Oct. 31 (UPI) -- U.S. tobacco giant Altria said Thursday it has written down its investment in electronic cigarette company Juul by nearly $5 billion -- significantly less than its initial investment last year.
Altria said last December it was investing nearly $13 billion in Juul for a 35 percent stake. At the time, the company valued the e-cigarette maker at $38 billion.
Its earnings report Thursday showed Altria recorded a $4.5 billion pretax charge against third quarter earnings -- valuing Juul at about $24 billion.
Juul has struggled with sales since announcing this month it would suspend U.S. sales of all non-tobacco and non-menthol-based e-cigarette flavors -- a response to the Trump administration's proposed ban on flavored products.
Juul halted selling flavored e-cigarettes last year to mitigate underage sales. Altria said Thursday the write-down was a pre-emptive reaction to current policy trends concerning e-cigarettes, or "vaping."
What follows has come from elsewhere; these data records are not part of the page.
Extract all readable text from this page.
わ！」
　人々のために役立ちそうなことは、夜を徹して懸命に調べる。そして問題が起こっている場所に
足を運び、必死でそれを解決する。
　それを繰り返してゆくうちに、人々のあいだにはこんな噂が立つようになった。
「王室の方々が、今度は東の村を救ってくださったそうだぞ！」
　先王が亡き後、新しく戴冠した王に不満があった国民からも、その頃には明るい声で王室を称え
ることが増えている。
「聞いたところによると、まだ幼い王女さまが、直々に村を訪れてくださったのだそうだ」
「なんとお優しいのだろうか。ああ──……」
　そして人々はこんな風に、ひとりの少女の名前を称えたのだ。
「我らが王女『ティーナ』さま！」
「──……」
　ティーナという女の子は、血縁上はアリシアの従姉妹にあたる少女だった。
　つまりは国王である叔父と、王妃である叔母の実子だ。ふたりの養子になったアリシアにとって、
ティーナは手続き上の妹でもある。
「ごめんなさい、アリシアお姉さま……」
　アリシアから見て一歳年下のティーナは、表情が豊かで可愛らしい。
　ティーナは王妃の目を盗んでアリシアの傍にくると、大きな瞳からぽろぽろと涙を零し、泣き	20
"While there was no single determinative event or factor, Altria considered impairment indicators in totality, including: Increased likelihood of U.S. Food & Drug Administration action to remove flavored e-vapor products from the market pending a market authorization decision, various e-vapor bans put in place by certain cities and states in the U.S. and in certain international markets, and other factors," the earnings report said.
A former Juul executive this week filed a lawsuit that said the company shipped 1 million contaminated vaping "pods" earlier this year without informing customers. Siddharth Breja, Juul's former vice president of global finance, filed the complaint in U.S. District Court in California.
The lawsuit says Juul acted "in total disregard for the law, public safety and public health" by sending unsafe products to market.